There are families that use boiled sugar water during Passover lest crumbs have crept into the sugar. And this is not enough: They also filter the sugar syrup through a diaper.
"There is no end to it," she says. "For two weeks in ultra-Orthodox homes there are no toys, because it's already kosher for Passover. They go crazy and cause traumas for the children. Don't walk there, don't eat here. Hametz! They eat in a small corridor, on a rickety table, because the table is already kosher for Passover. What's the logic? Is it permissible to yell at the children, not to smile at the children? Is it permissible to kill yourself and on seder night to cry because you are so tired? This is absurd."
Horowitz is also critical of the use of the most caustic cleaning products, which are harmful to health. "There are people who don't touch the oven all year long.
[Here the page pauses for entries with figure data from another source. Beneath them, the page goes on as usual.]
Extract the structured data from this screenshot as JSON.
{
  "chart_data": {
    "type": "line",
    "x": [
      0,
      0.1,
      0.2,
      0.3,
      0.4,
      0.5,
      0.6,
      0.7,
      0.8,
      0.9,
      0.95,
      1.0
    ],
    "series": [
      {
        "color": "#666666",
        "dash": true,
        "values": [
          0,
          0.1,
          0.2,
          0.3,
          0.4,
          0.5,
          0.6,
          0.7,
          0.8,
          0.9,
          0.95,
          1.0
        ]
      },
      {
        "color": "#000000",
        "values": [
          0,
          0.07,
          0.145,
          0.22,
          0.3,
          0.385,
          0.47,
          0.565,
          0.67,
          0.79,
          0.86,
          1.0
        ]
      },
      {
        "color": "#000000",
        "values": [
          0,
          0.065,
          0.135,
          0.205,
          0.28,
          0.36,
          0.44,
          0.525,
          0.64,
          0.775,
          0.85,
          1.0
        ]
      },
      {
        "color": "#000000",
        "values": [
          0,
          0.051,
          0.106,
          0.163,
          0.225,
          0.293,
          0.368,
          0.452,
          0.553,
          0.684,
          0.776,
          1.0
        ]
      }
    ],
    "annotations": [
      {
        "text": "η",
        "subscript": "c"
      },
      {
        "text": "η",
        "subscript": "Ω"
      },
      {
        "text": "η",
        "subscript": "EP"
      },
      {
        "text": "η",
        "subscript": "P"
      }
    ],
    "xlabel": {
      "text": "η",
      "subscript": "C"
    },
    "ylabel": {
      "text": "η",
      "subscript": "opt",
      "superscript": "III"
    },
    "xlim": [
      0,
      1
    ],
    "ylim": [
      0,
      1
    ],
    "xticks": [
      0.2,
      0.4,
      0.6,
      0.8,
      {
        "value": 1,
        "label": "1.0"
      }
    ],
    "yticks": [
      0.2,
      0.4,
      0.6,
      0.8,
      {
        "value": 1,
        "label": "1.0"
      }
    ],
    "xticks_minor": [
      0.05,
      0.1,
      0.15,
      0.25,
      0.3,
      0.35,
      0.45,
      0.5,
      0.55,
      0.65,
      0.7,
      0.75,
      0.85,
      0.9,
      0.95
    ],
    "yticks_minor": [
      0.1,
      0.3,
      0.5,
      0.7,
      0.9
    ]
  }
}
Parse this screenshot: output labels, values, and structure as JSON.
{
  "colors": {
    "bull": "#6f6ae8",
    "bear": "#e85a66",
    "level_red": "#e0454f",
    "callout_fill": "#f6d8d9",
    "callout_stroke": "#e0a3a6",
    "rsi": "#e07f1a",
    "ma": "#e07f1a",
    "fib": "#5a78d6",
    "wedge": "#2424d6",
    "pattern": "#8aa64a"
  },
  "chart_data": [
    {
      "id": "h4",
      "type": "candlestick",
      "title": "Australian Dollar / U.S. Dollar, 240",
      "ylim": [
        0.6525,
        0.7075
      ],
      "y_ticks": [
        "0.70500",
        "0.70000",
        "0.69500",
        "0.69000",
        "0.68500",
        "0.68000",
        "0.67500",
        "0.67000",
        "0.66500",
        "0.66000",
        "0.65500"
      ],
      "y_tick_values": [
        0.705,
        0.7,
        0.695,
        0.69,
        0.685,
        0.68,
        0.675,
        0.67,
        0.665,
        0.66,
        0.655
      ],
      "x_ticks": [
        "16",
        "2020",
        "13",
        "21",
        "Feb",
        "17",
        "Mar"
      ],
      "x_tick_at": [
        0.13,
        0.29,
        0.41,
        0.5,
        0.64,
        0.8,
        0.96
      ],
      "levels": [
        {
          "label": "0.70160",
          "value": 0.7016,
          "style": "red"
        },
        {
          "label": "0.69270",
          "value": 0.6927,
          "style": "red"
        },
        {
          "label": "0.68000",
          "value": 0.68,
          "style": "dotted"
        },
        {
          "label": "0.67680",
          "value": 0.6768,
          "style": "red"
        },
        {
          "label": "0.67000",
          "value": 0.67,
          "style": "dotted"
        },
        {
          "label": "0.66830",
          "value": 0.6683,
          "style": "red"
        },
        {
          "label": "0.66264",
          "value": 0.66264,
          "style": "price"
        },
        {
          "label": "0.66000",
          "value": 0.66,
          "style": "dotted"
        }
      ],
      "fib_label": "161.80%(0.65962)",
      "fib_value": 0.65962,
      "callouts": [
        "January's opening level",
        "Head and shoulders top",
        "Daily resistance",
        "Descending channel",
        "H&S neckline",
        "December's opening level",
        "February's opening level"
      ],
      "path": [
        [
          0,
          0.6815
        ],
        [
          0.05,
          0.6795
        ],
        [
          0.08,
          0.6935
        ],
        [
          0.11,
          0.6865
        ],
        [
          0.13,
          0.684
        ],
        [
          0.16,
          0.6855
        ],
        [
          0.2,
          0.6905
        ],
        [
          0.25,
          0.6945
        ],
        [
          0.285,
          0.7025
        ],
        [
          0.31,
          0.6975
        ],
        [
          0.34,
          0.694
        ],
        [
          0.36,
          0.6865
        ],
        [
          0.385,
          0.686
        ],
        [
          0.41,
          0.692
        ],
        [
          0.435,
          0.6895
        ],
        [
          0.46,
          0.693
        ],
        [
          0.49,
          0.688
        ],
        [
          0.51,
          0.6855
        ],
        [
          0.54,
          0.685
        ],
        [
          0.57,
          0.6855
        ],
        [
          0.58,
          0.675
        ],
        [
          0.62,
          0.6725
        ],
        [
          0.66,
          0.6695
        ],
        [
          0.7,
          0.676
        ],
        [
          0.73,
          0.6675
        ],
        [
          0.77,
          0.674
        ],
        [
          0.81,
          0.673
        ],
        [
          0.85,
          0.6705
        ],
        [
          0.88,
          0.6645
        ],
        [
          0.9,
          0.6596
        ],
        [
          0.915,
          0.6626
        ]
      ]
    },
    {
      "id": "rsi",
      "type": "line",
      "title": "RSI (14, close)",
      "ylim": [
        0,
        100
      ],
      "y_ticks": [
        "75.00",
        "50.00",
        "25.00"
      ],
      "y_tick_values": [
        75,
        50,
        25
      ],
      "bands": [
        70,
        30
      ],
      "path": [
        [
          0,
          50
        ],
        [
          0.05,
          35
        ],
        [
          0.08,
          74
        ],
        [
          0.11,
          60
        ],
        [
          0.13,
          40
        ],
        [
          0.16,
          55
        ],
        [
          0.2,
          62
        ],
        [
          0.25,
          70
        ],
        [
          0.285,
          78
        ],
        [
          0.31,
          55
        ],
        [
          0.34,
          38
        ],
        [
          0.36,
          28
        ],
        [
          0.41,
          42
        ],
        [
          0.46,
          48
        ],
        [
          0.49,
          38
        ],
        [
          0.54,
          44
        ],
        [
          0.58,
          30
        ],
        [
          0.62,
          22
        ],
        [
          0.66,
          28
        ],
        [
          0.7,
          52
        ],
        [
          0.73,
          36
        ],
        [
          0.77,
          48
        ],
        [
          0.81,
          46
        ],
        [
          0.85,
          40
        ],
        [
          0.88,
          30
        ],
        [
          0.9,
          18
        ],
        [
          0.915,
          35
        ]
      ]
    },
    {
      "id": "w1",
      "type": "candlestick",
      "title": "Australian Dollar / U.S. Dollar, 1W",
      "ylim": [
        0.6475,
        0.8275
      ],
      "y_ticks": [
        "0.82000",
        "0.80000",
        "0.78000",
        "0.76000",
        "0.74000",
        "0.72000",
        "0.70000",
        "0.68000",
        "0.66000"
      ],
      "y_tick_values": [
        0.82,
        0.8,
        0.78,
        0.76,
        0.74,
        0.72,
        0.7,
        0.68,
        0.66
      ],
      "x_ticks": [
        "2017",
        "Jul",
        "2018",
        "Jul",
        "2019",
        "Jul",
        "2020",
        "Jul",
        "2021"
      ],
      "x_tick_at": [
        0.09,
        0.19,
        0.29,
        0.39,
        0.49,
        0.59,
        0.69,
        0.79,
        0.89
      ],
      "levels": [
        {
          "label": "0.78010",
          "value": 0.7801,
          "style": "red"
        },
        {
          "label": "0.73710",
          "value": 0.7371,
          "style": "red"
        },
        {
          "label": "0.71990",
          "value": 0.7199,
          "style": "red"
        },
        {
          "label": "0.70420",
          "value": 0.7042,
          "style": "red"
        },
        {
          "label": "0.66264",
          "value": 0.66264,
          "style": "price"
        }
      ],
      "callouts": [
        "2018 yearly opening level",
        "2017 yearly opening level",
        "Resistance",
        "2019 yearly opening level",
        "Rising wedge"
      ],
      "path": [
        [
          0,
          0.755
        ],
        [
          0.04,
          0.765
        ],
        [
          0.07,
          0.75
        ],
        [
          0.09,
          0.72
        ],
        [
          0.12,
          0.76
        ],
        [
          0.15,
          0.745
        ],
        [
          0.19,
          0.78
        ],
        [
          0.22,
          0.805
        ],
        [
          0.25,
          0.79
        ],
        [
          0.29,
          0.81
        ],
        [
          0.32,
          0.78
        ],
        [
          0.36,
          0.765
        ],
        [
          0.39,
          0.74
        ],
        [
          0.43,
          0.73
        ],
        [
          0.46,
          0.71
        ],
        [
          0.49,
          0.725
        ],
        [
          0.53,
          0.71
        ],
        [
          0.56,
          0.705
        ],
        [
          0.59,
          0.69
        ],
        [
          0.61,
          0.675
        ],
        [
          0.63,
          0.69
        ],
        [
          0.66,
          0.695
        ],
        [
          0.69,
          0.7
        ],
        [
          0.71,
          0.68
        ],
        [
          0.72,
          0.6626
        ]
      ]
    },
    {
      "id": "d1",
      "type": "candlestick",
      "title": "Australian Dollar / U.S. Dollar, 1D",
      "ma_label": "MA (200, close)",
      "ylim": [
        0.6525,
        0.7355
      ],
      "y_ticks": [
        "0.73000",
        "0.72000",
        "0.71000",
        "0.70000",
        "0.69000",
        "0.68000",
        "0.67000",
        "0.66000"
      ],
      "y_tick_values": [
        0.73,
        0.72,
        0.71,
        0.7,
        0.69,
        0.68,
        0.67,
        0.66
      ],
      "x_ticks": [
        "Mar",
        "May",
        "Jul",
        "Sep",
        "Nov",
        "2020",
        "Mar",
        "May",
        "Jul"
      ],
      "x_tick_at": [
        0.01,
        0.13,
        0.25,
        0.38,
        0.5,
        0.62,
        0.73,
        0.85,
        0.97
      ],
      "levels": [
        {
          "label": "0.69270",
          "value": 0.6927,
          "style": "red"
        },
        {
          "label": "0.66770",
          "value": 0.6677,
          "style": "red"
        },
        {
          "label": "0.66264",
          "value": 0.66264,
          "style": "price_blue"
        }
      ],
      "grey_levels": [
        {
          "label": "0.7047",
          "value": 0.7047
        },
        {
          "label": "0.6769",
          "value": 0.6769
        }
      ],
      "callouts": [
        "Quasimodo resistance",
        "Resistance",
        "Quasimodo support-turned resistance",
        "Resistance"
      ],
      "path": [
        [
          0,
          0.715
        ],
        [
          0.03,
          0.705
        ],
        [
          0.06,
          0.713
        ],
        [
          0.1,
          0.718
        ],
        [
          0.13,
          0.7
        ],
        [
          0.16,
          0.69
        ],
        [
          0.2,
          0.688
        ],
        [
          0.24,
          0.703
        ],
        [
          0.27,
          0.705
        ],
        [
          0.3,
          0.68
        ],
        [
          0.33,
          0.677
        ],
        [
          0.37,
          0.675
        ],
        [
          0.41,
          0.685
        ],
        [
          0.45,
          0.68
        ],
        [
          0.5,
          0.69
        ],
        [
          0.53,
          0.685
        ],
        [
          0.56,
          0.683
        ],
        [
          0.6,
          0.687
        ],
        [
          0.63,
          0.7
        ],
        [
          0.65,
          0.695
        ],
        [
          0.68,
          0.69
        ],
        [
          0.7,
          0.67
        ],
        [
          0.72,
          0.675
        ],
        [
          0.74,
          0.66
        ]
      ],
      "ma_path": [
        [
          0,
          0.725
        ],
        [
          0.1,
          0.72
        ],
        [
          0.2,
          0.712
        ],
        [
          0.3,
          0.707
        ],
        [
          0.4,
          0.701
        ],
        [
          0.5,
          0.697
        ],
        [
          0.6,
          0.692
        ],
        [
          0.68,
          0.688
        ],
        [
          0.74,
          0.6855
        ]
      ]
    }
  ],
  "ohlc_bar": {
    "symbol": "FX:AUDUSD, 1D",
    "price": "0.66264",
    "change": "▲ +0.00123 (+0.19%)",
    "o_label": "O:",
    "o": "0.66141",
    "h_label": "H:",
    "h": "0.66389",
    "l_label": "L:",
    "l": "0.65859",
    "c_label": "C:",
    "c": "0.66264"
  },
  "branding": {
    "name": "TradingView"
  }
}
Along comes Passover and they spray the oven with a caustic substance that eats the grease but it also enters the lungs," she says.
If not openly, at least in the ultra-Orthodox Internet forums, people complain about this. This week someone complained specifically about a certain cleanser the ultra-Orthodox use a lot. "Eeeeenough, I'm fed up, I'm simply fed up, I can't stand it any longer. The whole house smells of this sharp odor. I breathe it and I eat it and my head is spinning ... I tried to hide the poison but the wife bought three for the price of two. I am waiting for the festival of freedom - the holiday that will free me from this cursed product" (which he mentioned by name ).
'Hallo!" replied a woman. 'Stop denouncing! This product is responsible for millions of clean and kosher for Passover homes and saves a lot of rubbing and scrubbing energy."